Derzeit vermitteln die Leitlinien und Maßnahmen der U.S. Federal Trade Commission („FTC“) das klarste Bild davon, wie die Bundesregierung von Unternehmen erwartet, KI-Systeme einzusetzen. Jüngste FTC-Leitlinien haben versucht, aktuelle Entwicklungen zügig aufzugreifen. Im Februar verabschiedete die FTC eine Regel, die den Einsatz von KI-Deepfakes zur Imitation von Organisationen oder Regierungsbehörden verbietet. Im selben Monat warnte sie KI-Unternehmen davor, ihre Nutzungsbedingungen heimlich mit rückwirkender Wirkung zu ändern. Diese Aktivitäten kommen zusätzlich zur Prüfung von Investitionen und Übernahmen durch große Technologieunternehmen aus kartellrechtlicher Perspektive hinzu. Im Mai verfasste FTC-Vorsitzende Lina Khan einen Meinungsbeitrag in der New York Times, in dem sie ihren vorgeschlagenen Ansatz zur KI-Regulierung darlegte.

Warum war der Fall Rite Aid im Dezember so wichtig?

Im Dezember 2023 gab die FTC eine Einigung mit der Apothekenkette Rite Aid bekannt. Rite Aid hatte „Gesichtserkennungstechnologie an Hunderten seiner Einzelhandels-Apothekenstandorte eingesetzt, um Kunden zu identifizieren, die man zuvor als wahrscheinlich eingestuft hatte, Ladendiebstahl oder anderes kriminelles Verhalten zu begehen“, so eine FTC-Beschwerde. In der Einigung verpflichtete sich Rite Aid, fünf Jahre lang in seinen Filialen oder online keine Gesichtserkennungssysteme einzusetzen und Fotos und Videos von Kunden zu löschen, die unrechtmäßig in Gesichtserkennungssystemen verwendet wurden, einschließlich der daraus abgeleiteten „Daten, Modelle und Algorithmen“.
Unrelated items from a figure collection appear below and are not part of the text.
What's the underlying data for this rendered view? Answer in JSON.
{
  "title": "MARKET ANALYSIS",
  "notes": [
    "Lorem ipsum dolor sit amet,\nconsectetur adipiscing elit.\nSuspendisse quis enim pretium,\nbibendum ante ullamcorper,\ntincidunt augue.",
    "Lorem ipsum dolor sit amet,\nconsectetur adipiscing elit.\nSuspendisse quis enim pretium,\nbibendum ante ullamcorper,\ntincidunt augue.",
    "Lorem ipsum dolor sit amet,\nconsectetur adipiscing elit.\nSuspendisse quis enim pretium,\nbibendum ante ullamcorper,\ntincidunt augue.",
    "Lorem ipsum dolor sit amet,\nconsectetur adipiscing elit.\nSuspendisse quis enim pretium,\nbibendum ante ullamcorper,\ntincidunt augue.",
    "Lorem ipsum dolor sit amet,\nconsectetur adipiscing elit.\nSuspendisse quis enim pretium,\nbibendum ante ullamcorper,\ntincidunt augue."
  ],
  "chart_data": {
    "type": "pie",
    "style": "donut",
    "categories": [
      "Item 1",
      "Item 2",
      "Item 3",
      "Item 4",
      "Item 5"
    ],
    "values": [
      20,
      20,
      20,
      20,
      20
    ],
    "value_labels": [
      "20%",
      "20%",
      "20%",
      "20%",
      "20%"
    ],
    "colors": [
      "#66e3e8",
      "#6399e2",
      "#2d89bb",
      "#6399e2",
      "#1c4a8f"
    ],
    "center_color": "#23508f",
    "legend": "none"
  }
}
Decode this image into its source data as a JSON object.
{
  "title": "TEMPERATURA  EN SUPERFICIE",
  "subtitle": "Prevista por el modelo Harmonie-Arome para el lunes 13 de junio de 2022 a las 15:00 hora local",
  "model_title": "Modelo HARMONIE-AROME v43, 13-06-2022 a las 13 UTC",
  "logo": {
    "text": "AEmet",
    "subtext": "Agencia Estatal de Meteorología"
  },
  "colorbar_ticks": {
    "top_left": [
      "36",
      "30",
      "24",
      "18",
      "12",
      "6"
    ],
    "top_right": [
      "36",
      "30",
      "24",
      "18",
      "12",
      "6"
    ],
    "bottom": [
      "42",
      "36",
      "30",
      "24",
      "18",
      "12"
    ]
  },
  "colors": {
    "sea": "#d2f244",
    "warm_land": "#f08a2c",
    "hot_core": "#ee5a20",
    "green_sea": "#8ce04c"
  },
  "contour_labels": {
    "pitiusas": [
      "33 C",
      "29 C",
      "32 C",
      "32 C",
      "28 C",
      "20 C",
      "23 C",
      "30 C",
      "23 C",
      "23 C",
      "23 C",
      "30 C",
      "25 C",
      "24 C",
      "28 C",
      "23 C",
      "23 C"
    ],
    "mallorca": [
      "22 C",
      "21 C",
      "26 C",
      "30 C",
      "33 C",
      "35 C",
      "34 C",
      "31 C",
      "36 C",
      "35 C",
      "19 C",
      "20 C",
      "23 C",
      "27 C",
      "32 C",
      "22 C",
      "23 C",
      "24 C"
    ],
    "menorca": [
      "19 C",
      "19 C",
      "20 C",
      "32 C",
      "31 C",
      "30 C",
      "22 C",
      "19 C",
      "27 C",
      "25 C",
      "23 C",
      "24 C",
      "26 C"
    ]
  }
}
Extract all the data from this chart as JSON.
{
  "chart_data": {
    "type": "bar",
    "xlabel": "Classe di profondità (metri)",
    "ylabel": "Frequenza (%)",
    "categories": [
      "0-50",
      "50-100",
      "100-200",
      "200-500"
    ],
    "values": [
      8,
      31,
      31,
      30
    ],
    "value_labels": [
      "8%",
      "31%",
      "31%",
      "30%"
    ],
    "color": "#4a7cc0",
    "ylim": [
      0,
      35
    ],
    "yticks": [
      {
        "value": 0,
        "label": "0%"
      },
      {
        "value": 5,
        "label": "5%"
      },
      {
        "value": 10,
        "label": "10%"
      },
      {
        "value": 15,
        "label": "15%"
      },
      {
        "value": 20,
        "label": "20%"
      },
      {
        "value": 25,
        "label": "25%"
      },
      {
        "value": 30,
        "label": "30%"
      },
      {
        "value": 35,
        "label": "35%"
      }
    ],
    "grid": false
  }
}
Welche Auswirkungen hat dies für Organisationen, die KI einsetzen?

Die Einigung der FTC mit Rite Aid war aus zwei Gründen bemerkenswert. Erstens verdeutlichte sie die Auslegung von KI-Diskriminierung durch die FTC. Zweitens markierte sie den fortgesetzten Einsatz von Model Disgorgement als Abhilfemaßnahme.

KI-Diskriminierung

In Bezug auf KI-Diskriminierung stellte die FTC fest, dass der Einsatz von Gesichtserkennungssystemen durch Rite Aid die hohen False-Positive-Raten über demografische Gruppen hinweg nicht berücksichtigte. Außerdem deutete sie an, dass die Auswahl der Filialen für den Einsatz von Gesichtserkennung voraussichtlich eine unverhältnismäßig diskriminierende Wirkung auf Minderheitengruppen gehabt hätte.

Model Disgorgement

Die FTC verlangte zudem Model Disgorgement, ein relativ neues Rechtsmittel, das sie 2019 erstmals entwickelt hat und das eine Organisation verpflichtet, Daten, Modelle und Algorithmen zu löschen, die aus unsachgemäß eingesetzten KI-Systemen abgeleitet wurden. Seit 2019 hat die FTC Model Disgorgement bereits in zahlreichen Fällen verlangt, darunter im Zusammenhang mit Cambridge Analytica, Everalbum, WW (ehemals Weight Watchers) und Ring. Es ist wahrscheinlich, dass die FTC in künftigen KI-Durchsetzungsmaßnahmen ebenfalls Model Disgorgement verlangen wird.

Lehren

Zu den Lehren, die Organisationen aus dem Fall Rite Aid ziehen sollten, gehören: 

·     Führen Sie KI-Risikobewertungen durch

·     Richten Sie umfassende Schulungsprogramme für Mitarbeitende ein, die hochriskante KI-Systeme betreuen

·     Berücksichtigen Sie den Einsatzkontext von KI, einschließlich möglicher diskriminierender Auswirkungen

·     Prüfen Sie Datensätze sorgfältig auf Genauigkeit, Verzerrungen und Eignung für den vorgesehenen Zweck

·     Seien Sie gegenüber den Betroffenen transparent, wie ihre Daten verwendet werden

·     Wägen Sie sorgfältig ab, wie und in welchem Umfang KI-Systeme gegenüber der Öffentlichkeit und Aufsichtsbehörden beschrieben werden

·     Bewerten Sie die Datenschutz- und Responsible-AI-Praktiken Ihrer Anbieter

Enzai unterstützt Sie dabei

Das Produkt von Enzai kann Ihrem Unternehmen dabei helfen, KI in Übereinstimmung mit bewährten Verfahren sowie neuen Vorschriften, Standards und Frameworks wie dem EU AI Act, dem Colorado AI Act, dem NIST AI RMF und ISO/IEC 42001 einzusetzen. Wenn Sie mehr erfahren möchten, nehmen Sie hier Kontakt auf.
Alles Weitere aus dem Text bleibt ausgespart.